The Impact of the Elan Blocking Patent on Acorda’s Evidence
Turning to the case before it, the Federal Circuit noted that Acorda had exclusively licensed the Elan patent in the late 1990s, which was long before the period of commercial success it alleged for Ampyra®. The Federal Circuit agreed with the district court’s finding that “the risk of infringement liability for marketing in the United States would have provided an independent incentive for a patentee not to develop the invention of the Acorda patents, even if those inventions were obvious.” Acorda argued against any blocking effect because of the safe harbor provisions of 35 U.S.C. § 271(e)(1), but the Federal Circuit commented that the safe harbor, although relevant, does not rule out infringement liability once the product is marketed.
The Federal Circuit agreed with the district court’s treatment of Acorda’s evidence of failure of others and long-felt need for similar reasons, finding that both could be attributed to the blocking effect of the Elan patent.
Judge Newman’s Dissent on Blocking Patents
Judge Newman would have given more weight to the evidence of objective indicia of non-obviousness, and reversed the district court’s judgment that the Acorda patents are invalid as obvious.Judge Newman opined that the majority panel erred in discounting the evidence of objective indicia by incorrectly reasoning that “no one other than the Elan patentees and their licensees could have practiced the invention of the Acorda patents without facing liability for patent infringement.” Judge Newman disagreed with the majority’s blocking patent theory, reasoning that the Elan patent did not block research using AP-4 (because of the safe harbor) or development of other possible treatments, and had not prevented the defendants from developing their generic products.

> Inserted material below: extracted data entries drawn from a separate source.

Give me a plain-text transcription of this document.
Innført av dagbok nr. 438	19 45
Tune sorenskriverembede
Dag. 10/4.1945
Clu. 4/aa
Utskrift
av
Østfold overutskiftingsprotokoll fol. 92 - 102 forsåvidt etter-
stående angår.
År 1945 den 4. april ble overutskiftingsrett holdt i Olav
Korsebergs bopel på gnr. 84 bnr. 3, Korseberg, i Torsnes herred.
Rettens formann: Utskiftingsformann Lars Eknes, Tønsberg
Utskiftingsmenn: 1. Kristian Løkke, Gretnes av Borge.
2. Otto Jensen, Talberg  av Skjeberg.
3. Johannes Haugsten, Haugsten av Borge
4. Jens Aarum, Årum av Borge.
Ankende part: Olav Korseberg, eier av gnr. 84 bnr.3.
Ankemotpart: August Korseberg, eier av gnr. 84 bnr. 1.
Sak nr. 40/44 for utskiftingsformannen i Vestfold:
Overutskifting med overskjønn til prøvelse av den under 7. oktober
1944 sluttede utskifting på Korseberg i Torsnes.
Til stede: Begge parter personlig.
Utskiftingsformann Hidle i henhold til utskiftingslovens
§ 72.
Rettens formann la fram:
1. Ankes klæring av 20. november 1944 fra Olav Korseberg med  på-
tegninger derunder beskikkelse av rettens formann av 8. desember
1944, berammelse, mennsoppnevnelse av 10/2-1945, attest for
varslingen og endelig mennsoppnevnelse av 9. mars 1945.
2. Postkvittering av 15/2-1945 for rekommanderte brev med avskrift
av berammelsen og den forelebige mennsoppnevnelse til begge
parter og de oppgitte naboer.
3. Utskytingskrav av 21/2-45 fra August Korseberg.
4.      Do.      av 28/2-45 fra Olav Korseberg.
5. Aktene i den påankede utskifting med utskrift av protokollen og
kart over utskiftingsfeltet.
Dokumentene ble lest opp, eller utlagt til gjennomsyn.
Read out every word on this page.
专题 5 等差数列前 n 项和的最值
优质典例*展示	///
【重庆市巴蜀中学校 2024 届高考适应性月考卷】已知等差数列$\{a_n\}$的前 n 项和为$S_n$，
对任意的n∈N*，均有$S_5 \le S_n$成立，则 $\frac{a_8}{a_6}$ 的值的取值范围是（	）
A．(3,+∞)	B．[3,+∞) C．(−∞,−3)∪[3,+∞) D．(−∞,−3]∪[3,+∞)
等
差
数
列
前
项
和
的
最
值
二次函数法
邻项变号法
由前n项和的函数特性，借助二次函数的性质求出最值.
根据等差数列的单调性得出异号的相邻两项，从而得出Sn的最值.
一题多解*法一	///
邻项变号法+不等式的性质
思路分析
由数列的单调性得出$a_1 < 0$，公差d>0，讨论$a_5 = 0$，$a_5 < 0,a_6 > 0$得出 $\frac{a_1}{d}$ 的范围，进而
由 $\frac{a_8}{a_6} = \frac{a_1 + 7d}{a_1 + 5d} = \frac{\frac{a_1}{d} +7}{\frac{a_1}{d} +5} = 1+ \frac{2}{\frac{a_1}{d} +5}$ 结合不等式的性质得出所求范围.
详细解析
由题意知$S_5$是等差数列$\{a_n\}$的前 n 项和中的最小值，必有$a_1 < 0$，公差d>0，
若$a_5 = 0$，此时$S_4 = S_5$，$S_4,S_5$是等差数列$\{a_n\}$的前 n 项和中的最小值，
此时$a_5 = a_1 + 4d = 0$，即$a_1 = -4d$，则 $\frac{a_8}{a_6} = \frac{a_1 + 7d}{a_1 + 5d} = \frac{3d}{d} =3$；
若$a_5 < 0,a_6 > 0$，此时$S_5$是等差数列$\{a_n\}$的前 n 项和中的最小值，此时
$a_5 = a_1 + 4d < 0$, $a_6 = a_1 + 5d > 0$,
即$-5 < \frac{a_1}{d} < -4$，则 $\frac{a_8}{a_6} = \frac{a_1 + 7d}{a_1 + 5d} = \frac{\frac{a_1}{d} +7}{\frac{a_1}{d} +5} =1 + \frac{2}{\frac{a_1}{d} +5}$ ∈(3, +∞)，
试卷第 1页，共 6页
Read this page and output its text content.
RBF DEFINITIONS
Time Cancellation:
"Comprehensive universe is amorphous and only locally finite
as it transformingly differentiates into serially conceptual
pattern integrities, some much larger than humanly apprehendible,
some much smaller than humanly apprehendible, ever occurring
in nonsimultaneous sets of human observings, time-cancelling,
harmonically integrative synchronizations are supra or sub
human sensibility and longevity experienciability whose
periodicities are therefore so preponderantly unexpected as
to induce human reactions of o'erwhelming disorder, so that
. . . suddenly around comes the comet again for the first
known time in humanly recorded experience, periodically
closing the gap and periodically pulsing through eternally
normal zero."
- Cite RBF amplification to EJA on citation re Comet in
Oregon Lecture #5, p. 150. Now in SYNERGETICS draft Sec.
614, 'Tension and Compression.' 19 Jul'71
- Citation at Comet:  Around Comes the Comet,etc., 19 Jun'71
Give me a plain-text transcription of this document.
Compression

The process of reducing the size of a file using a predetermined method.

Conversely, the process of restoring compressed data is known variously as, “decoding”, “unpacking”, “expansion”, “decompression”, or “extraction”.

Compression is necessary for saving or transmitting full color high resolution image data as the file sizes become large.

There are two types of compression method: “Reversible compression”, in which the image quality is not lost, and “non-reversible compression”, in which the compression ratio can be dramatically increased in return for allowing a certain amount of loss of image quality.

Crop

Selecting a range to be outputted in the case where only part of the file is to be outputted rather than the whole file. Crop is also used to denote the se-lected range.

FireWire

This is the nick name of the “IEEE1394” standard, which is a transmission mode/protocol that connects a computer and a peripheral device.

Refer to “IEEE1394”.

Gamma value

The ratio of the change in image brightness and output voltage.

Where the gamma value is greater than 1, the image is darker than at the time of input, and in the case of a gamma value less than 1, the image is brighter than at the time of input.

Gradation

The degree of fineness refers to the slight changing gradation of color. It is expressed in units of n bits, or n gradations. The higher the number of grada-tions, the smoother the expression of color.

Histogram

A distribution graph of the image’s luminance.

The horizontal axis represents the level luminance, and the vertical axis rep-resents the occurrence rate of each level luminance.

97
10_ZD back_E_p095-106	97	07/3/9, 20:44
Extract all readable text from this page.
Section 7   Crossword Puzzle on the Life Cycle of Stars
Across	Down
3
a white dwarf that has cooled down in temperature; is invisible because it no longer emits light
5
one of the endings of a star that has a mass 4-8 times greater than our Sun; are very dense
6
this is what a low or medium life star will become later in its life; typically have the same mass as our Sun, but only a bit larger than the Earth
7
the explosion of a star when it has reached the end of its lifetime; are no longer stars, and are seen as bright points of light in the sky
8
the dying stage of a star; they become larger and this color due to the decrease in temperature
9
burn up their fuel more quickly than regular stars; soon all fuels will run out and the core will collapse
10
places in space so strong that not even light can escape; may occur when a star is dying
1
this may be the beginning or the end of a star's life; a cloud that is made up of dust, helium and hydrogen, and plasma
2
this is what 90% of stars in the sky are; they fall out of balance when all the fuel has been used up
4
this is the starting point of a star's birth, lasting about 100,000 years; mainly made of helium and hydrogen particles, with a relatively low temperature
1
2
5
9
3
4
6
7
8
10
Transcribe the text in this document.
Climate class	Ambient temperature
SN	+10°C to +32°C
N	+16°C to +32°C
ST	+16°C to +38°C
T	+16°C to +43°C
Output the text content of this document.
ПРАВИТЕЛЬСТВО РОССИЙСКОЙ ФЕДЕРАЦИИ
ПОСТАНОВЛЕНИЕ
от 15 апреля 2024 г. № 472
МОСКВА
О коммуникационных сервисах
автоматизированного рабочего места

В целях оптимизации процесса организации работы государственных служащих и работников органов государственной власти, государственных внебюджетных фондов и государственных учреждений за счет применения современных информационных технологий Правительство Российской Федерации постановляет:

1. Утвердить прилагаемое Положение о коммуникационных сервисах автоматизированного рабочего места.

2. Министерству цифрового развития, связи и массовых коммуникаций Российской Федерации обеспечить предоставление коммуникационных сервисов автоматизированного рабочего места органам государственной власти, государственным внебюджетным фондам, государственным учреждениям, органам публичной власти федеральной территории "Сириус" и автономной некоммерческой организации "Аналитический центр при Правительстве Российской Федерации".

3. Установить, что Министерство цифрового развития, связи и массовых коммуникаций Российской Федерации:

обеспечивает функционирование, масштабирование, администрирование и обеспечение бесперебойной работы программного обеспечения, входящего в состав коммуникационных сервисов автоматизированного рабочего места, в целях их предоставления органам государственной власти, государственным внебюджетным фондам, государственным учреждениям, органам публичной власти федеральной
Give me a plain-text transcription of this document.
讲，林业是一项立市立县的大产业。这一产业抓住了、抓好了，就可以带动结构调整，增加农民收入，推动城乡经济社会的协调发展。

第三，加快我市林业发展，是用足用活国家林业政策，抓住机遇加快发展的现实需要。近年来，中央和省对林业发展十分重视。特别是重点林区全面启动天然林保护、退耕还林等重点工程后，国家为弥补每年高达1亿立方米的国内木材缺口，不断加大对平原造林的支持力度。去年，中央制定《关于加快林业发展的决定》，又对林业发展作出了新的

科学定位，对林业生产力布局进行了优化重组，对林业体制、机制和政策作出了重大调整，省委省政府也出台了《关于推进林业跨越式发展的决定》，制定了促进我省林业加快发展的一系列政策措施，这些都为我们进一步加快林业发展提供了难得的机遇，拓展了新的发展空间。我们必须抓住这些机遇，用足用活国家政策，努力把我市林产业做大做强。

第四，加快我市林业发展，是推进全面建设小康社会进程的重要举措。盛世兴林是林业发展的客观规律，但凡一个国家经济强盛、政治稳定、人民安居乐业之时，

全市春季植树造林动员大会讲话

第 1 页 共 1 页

With respect to long-felt need and failure of others, Judge Newman believed Ampyra® met a long felt need against the backdrop of decades of failed research with 4-AP, including Elan having given up on its work with 4-AP after years of its own research.
Can Objective Indicia Ever Survive A Blocking Patent?
While the Federal Circuit emphasized that the impact of a blocking patent is a “fact-specific inquiry,” it admitted that it is a “difficult one as a practical matter.” The court recognized that “the challengers always retain the burden of persuasion on obviousness,” but surmised that “a court may ultimately be left, for its evaluation, with the solid premise of diminished incentives, plus some evidence (possibly weak or ambiguous) about the significance of the deterrence, together with a background sense of the general realities in the area at issue that can affect the weight to be given to the evidence in the specific case.” Once a district court makes such a “difficult” determination, its factual underpinnings would be entitled to deferential review.